Exclusion of the word “unexpected” would result in all energy control measures being subject to more stringent regulations, and may place the burden of proof for unexpected energization, start-up or release of energy to the employer, for all covered machinery and equipment.
In order to proactively address the rulemaking, TLMI has joined a voluntary effort with allied print and ink associations, led by the Specialty Graphic Imaging Association (SGIA). The organization wants to ensure that the collective industry sufficiently addresses the stakeholder comment opportunity to OSHA.
Two separate, voluntary working groups have been established to review and cover issues of concern within the RFI. Company and industry representatives are reviewing available injury data, compiling list of covered equipment and are in the process of developing draft responses.
Those interested in participating are encouraged to contact Dan Muenzer with TLMI, kand TLMI will make sure you are connected with Gary Jones at SGIA, who is spearheading this effort. The comment period to OSHA closes on August 19.
Congress begins to address recycling opportunities and challenges
With the majority of the state legislatures adjourned for the summer (and in many cases, the year), several members of Congress have turned their attention to recycling and solid waste issues, introducing legislation to address areas of opportunity and concern. Continued market pressure from China’s recycling contamination standard, resulting in a more limited recyclable export markets, has members reviewing options for improving recycling streams.
Those seeking more information on any of the bills highlighted below, or to provide comments to any of the Congressional offices referenced, should contact Bryan Vickers here, or 703-403-2882.
National Recycling Strategy Report
House Appropriations Interior-Environment Subcommittee chair Betty McCollum (D-MN-4th) has authored language that directs the EPA to develop a national recycling strategy.
The report language directs the EPA to collaborate with recycling stakeholders on a national strategy to harmonize standards, strengthen end markets and reduce contamination in the recycling stream. The report language states that collaborative efforts with EPA representatives and stakeholders will strengthen markets, reduce contamination and prevent recyclable materials from being sent to landfills.
The forthcoming EPA report, which is due by the end of 2020, is directed to highlight the value of implementing a national system of standardized recycling labeling, the importance of public education to increase residential compliance, along with other opportunities to reduce cross-contamination and comingling of materials from entering the recycling stream.
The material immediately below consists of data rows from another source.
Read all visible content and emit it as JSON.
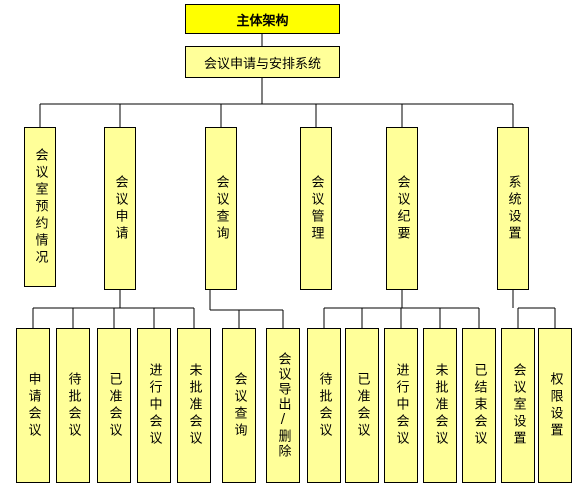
{
  "title": "主体架构",
  "system": "会议申请与安排系统",
  "level1": [
    {
      "id": "n1",
      "label": "会议室预约情况"
    },
    {
      "id": "n2",
      "label": "会议申请"
    },
    {
      "id": "n3",
      "label": "会议查询"
    },
    {
      "id": "n4",
      "label": "会议管理"
    },
    {
      "id": "n5",
      "label": "会议纪要"
    },
    {
      "id": "n6",
      "label": "系统设置"
    }
  ],
  "level2": [
    {
      "parent": "n2",
      "label": "申请会议"
    },
    {
      "parent": "n2",
      "label": "待批会议"
    },
    {
      "parent": "n2",
      "label": "已准会议"
    },
    {
      "parent": "n2",
      "label": "进行中会议"
    },
    {
      "parent": "n2",
      "label": "未批准会议"
    },
    {
      "parent": "n3",
      "label": "会议查询"
    },
    {
      "parent": "n3",
      "label": "会议导出/删除"
    },
    {
      "parent": "n5",
      "label": "待批会议"
    },
    {
      "parent": "n5",
      "label": "已准会议"
    },
    {
      "parent": "n5",
      "label": "进行中会议"
    },
    {
      "parent": "n5",
      "label": "未批准会议"
    },
    {
      "parent": "n5",
      "label": "已结束会议"
    },
    {
      "parent": "n6",
      "label": "会议室设置"
    },
    {
      "parent": "n6",
      "label": "权限设置"
    }
  ],
  "colors": {
    "title_fill": "#ffff00",
    "box_fill": "#ffff99",
    "line": "#000000"
  }
}
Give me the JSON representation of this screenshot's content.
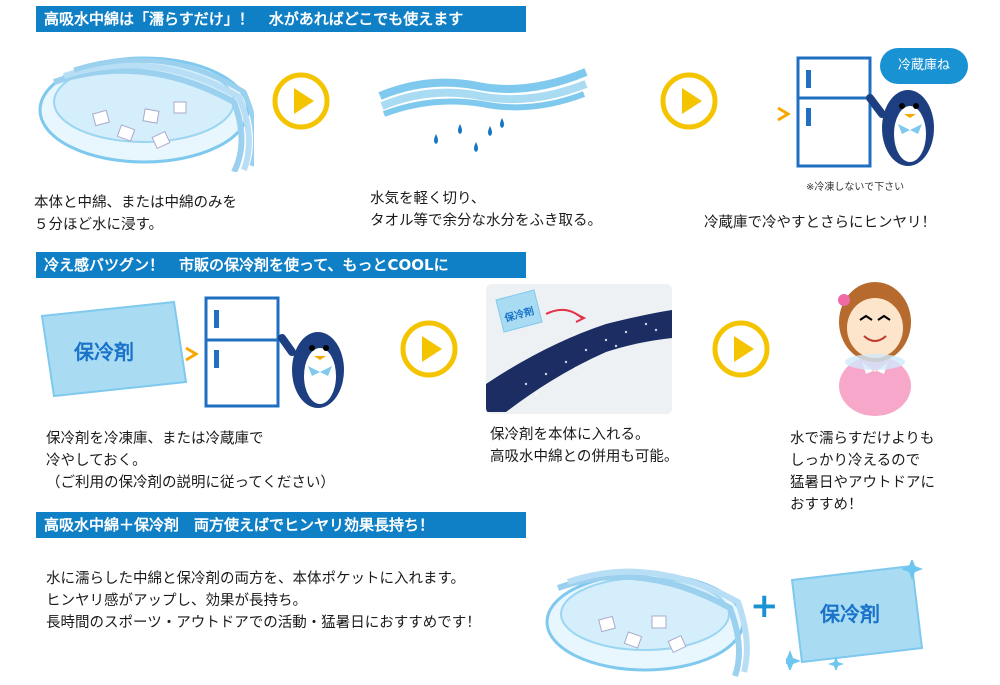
{
  "section1": {
    "banner": "高吸水中綿は「濡らすだけ」！　水があればどこでも使えます",
    "step1_text": "本体と中綿、または中綿のみを\n５分ほど水に浸す。",
    "step2_text": "水気を軽く切り、\nタオル等で余分な水分をふき取る。",
    "step3_text": "冷蔵庫で冷やすとさらにヒンヤリ！",
    "bubble_text": "冷蔵庫ね",
    "note_text": "※冷凍しないで下さい"
  },
  "section2": {
    "banner": "冷え感バツグン！　市販の保冷剤を使って、もっとCOOLに",
    "pack_label": "保冷剤",
    "pack_label_small": "保冷剤",
    "step1_text": "保冷剤を冷凍庫、または冷蔵庫で\n冷やしておく。\n（ご利用の保冷剤の説明に従ってください）",
    "step2_text": "保冷剤を本体に入れる。\n高吸水中綿との併用も可能。",
    "step3_text": "水で濡らすだけよりも\nしっかり冷えるので\n猛暑日やアウトドアに\nおすすめ！"
  },
  "section3": {
    "banner": "高吸水中綿＋保冷剤　両方使えばでヒンヤリ効果長持ち！",
    "body_text": "水に濡らした中綿と保冷剤の両方を、本体ポケットに入れます。\nヒンヤリ感がアップし、効果が長持ち。\n長時間のスポーツ・アウトドアでの活動・猛暑日におすすめです！",
    "pack_label": "保冷剤",
    "plus": "+"
  },
  "colors": {
    "banner_bg": "#0f7fc6",
    "arrow_yellow": "#f5c400",
    "ice_blue": "#7fc9ee",
    "fridge_blue": "#1f6fc2",
    "pack_blue": "#a9dcf3",
    "pack_text": "#1a73c9",
    "bubble_blue": "#1992d4"
  }
}
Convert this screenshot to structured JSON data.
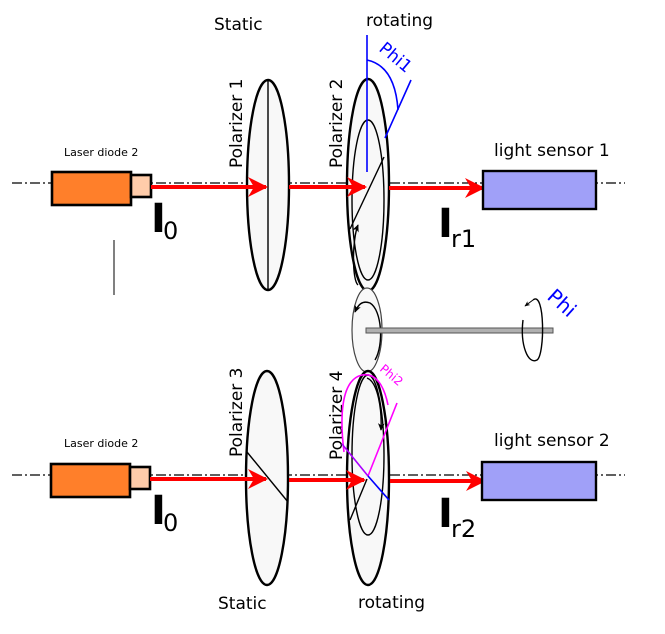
{
  "colors": {
    "laser_body": "#ff7f2a",
    "laser_tip": "#ffccaa",
    "beam": "#ff0000",
    "sensor": "#a0a0f8",
    "angle_phi1": "#0000ff",
    "angle_phi2": "#ff00ff",
    "polarizer_fill": "#f8f8f8",
    "shaft": "#b0b0b0"
  },
  "top": {
    "static_label": "Static",
    "rotating_label": "rotating",
    "laser_label": "Laser diode 2",
    "polarizer_a": "Polarizer 1",
    "polarizer_b": "Polarizer 2",
    "angle_label": "Phi1",
    "sensor_label": "light sensor 1",
    "intensity_in": "I",
    "intensity_in_sub": "0",
    "intensity_out": "I",
    "intensity_out_sub": "r1"
  },
  "middle": {
    "rotation_label": "Phi"
  },
  "bottom": {
    "static_label": "Static",
    "rotating_label": "rotating",
    "laser_label": "Laser diode 2",
    "polarizer_a": "Polarizer 3",
    "polarizer_b": "Polarizer 4",
    "angle_label": "Phi2",
    "sensor_label": "light sensor 2",
    "intensity_in": "I",
    "intensity_in_sub": "0",
    "intensity_out": "I",
    "intensity_out_sub": "r2"
  }
}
Legislation outlining EPR anticipated
Earlier this month, senator Tom Udall (D-NM) and representative Alan Lowenthal (D-CA) released an draft outline and framework that would create both a national extended producer responsibility (EPR) for plastic packaging, minimum recycled-content mandates for a broad range of packaging materials, (plastic, glass and aluminum among them), as well as a national bottle bill (deposit) program. The draft outline also addresses labeling and seeks to standardize labels for plastics packaging to include disposal and recycling eligibility for covered plastics.
While not all elements of the framework are exclusively tied to plastic-based packaging, the legislation is largely in response to continuing recyclable export market challenges, renewed attention on plastic-based packaging disposal and increasing costs for municipalities to continue providing affordable recycling services for their residents. A key goal of the bill is to have manufacturing and other recyclable end markets (brands), provide funding and support for recycling programs, as highlighted in the EPR section.
Staff with both offices are accepting comments on the outline through August 21.
Zero Waste Act introduced in US House of Representatives
Last week, representative Ilhan Omar (D-MN) introduced the Zero Waste Act, which would create a federal grant program to support municipalities in their efforts to achieve greater recycling rates and decrease landfill disposal. The legislation requests $250 million in funding over seven years. Grant money may be used to improve the quality of recyclables, support end markets and improve air quality.
Unique to this legislation are the restrictions surrounding entities eligible to apply for and receive grants. Applicants must be from either a local or state government, or trade association (private companies are not permitted to apply). In addition, grants would only be provided to entities located in communities with poor air quality, above the 80th percentile, as designated by EPA’s Environmental Justice Screening and Mapping Tool.
The legislation is in its initial Committee assignment.